ION CHANNEL FUNCTION IN MYOCARDIAL CELLS FROM INFARCTS

梗塞心肌细胞的离子通道功能

• 批准号: 6495426
• 负责人: PENELOPE Altman BOYDEN
• 金额: $ 22.55万
• 依托单位: COLUMBIA UNIVERSITY HEALTH SCIENCES
• 依托单位国家: 美国
• 财政年份: 2001
• 资助国家: 美国
• 起止时间: 2001-08-01 至 2002-07-31
• 项目状态: 已结题
• 来源: https://reporter.nih.gov/project-details/6495426
• 关键词: calcium flux; cardiac myocytes; cellular pathology; dogs; electrophysiology; fluorescence microscopy; heart electrical activity; heart metabolism; heart pharmacology; membrane channels; membrane potentials; myocardial infarction; potassium channel; protein localization; protein structure function; protein tyrosine kinase; single cell analysis; sodium channel; voltage /patch clamp; voltage gated channel

Description (Adapted from Applicant's Application) The long-term objective of this renewal project is to understand, at a more cellular/subcellular level, the electrical abnormalities defined in myocytes cellular/subcellular level, the electrical abnormalities defined in myocytes that have survived in the epicardial border zone of the infarcted heart 5 days, 14 days and 2 months post coronary artery occlusion. These abnormalities contribute to the occurrence of life threatening ventricular arrhythmias post myocardial infarction. The specific aims are as follows: 1) to determine the function of specific ionic currents in cells dispersed from the central common pathway versus the peripheral tissues of mapped reentrant the central common pathway versus the peripheral tissues of mapped reentrant circuits of the epicardial border zone of the 5 day infarcted heart, 2) to determine the function of specific ion currents of cells dispersed from the border zone of the 14 day and 2 month infarcted heart, 3) to determine what changes in the cardiac sodium channel at the level of the single channel underlie the observed reduced amplitude and altered kinetics of the Na current in 5 day border zone cells, 4) to determine the role of altered tyrosine kinase function in altered Ca2+ and K+ currents and their pharmacology in 5 day border zone cells, and 5) to determine the function and pharmacology of delayed rectified K+ currents in border zone cells in particular to identify Kvl1.5 channel proteins.
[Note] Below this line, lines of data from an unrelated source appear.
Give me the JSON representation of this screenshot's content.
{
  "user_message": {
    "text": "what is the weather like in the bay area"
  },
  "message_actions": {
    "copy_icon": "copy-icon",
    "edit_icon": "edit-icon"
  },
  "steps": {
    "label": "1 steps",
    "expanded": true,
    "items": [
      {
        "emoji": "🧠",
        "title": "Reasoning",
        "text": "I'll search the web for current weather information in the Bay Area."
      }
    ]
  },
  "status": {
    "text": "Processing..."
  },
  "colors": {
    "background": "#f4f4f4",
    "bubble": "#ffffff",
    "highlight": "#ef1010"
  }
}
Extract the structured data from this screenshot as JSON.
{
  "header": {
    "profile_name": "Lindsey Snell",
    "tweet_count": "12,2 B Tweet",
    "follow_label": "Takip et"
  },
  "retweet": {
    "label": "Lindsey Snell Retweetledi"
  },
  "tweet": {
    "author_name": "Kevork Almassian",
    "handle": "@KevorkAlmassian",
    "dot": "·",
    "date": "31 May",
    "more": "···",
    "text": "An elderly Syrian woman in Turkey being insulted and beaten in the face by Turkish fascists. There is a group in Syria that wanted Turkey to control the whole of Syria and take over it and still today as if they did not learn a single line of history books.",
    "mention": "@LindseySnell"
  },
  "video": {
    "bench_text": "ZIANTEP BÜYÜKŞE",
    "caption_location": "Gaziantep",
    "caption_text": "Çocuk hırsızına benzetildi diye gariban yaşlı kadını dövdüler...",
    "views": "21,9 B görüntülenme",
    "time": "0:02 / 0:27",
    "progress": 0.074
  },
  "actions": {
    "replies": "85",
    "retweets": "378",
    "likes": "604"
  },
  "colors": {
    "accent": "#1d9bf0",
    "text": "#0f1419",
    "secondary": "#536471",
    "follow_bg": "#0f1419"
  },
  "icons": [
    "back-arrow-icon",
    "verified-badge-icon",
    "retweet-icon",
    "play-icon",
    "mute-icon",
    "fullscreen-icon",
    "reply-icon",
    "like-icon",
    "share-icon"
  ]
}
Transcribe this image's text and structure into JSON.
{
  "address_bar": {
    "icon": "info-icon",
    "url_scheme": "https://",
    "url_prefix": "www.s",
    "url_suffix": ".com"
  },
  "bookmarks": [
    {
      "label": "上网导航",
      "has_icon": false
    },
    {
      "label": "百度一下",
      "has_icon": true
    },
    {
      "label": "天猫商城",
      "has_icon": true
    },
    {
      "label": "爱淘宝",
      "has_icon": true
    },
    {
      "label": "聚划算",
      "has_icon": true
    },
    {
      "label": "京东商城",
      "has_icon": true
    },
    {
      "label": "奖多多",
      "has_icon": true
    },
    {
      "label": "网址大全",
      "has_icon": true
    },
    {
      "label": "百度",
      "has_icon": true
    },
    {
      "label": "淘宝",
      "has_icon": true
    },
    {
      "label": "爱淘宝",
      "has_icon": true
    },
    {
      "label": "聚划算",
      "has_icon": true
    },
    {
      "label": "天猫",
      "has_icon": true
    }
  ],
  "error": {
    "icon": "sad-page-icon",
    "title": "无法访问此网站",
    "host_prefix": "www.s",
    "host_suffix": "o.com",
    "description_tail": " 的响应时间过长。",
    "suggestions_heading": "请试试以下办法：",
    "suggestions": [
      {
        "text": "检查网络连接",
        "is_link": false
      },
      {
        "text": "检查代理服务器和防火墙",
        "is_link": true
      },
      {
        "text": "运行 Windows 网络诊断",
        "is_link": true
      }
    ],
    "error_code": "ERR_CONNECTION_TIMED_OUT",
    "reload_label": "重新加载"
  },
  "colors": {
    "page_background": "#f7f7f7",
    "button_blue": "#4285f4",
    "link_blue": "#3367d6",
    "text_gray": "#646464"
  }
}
Studies will be completed using whole cell and cell border zone of hearts post coronary artery occlusion. The results of these studies will provide a more detailed understanding of the ionic basis of electrical remodeling in cells surviving in the healing and healed hearts post infarction and in so doing will help identify new molecular targets for treatment of reentrant ventricular arrhythmias that occur during these times.
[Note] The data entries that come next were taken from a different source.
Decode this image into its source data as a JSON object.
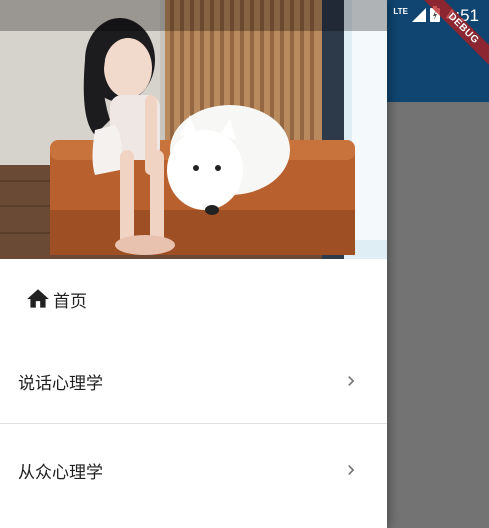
{
  "status_bar": {
    "network_label": "LTE",
    "time": "4:51"
  },
  "debug_banner": {
    "label": "DEBUG",
    "color": "#b71c1c"
  },
  "app": {
    "app_bar_color": "#2196f3"
  },
  "drawer": {
    "header_image": "woman-with-white-dog-photo",
    "home": {
      "icon": "home-icon",
      "label": "首页"
    },
    "items": [
      {
        "label": "说话心理学",
        "icon": "chevron-right-icon"
      },
      {
        "label": "从众心理学",
        "icon": "chevron-right-icon"
      }
    ]
  }
}
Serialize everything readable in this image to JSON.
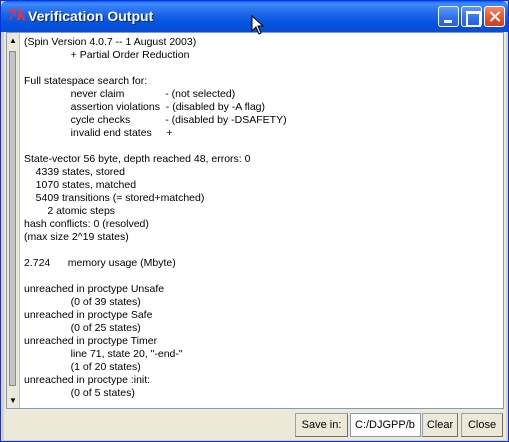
{
  "window": {
    "title": "Verification Output",
    "app_icon": "7k"
  },
  "output": {
    "text": "(Spin Version 4.0.7 -- 1 August 2003)\n                + Partial Order Reduction\n\nFull statespace search for:\n                never claim              - (not selected)\n                assertion violations  - (disabled by -A flag)\n                cycle checks            - (disabled by -DSAFETY)\n                invalid end states     +\n\nState-vector 56 byte, depth reached 48, errors: 0\n    4339 states, stored\n    1070 states, matched\n    5409 transitions (= stored+matched)\n        2 atomic steps\nhash conflicts: 0 (resolved)\n(max size 2^19 states)\n\n2.724      memory usage (Mbyte)\n\nunreached in proctype Unsafe\n                (0 of 39 states)\nunreached in proctype Safe\n                (0 of 25 states)\nunreached in proctype Timer\n                line 71, state 20, \"-end-\"\n                (1 of 20 states)\nunreached in proctype :init:\n                (0 of 5 states)"
  },
  "scrollbar": {
    "up_glyph": "▲",
    "down_glyph": "▼"
  },
  "toolbar": {
    "save_in_label": "Save in:",
    "path_value": "C:/DJGPP/b",
    "clear_label": "Clear",
    "close_label": "Close"
  }
}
说明(摘自申请者的申请)这一更新项目的长期目标是在更多的细胞/亚细胞水平上了解心肌细胞/亚细胞水平上的电异常，即在冠状动脉闭塞后5天、14天和2个月内存活在梗死心脏心外膜交界区的肌细胞中所定义的电异常。这些异常导致心肌梗死后危及生命的室性心律失常的发生。其具体目的如下：1)确定从中心共同通路分散的细胞中特定离子电流相对于定位折返者的外周组织的功能，2)确定从14天和2个月梗死心脏的心外膜交界区分散的细胞的特定离子电流的功能，3)确定在单个通道水平上心脏钠通道的哪些变化是在观察到的5天边缘区细胞钠电流幅度降低和动力学改变的基础上，4)确定酪氨酸激酶功能改变在5天交界区细胞钙、钾电流变化中的作用及其药理作用；5)确定交界区细胞延迟整流钾电流的功能和药理学，特别是鉴定Kvl1.5通道蛋白。研究将利用冠状动脉闭塞后心脏的全细胞和细胞边界区来完成。这些研究的结果将提供一个更详细的了解在愈合和愈合的心肌梗死后存活的细胞中电重构的离子基础，这样做将有助于确定在这些时间段发生的折返性室性心律失常的治疗新的分子靶点。